Results of multivariate analysis are forthcoming. Covariates such as race and ethnicity, gender, age, education, income, marital status and self-reported health status will be examined for potential confounding effects. Similarly, a sub-analysis will examine these relationships separately among respondents who are co-eligible for the Medicaid program (primarily for low-income persons) or receive the Part D low-income subsidy versus those who do not.


The preliminary results of this study suggest an inverse correlation between out-of-pocket spending on prescription drugs and treatment adherence for heart failure among Medicare Part D enrollees. Despite participation in plans that provide some prescription drug coverage, this nationally representative sample may have faced financial barriers that inhibit optimal therapy to prevent heart failure complications. This finding is all the more notable given the burden that heart failure imposes on the U.S. health care system in terms of resource use.

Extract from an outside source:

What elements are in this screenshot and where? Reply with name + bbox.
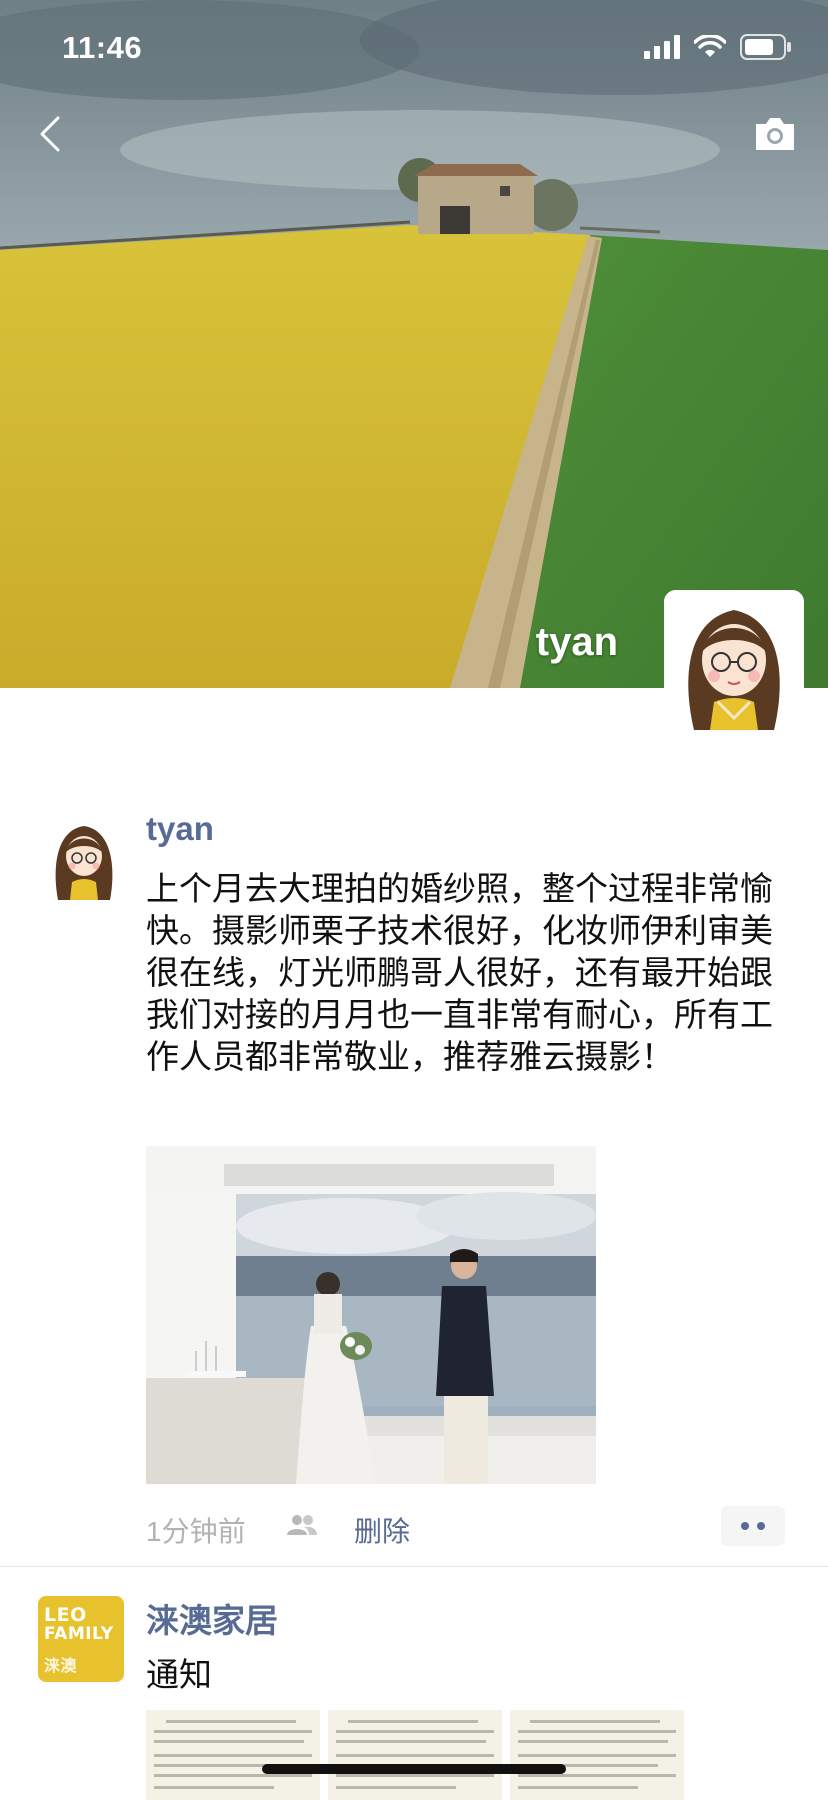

Upon completion of multivariate analysis, this study will provide policymakers, insurers and consumers with nationally valid evidence about the potential of targeted cost-sharing relief to improve adherence for the nation's most expensive cardiovascular disorder. The findings may inform ongoing discussions about the design of health care benefits for other costly chronic disorders, as well. They also can support nurses from the boardroom to the bedside in providing optimal patient education and advocacy.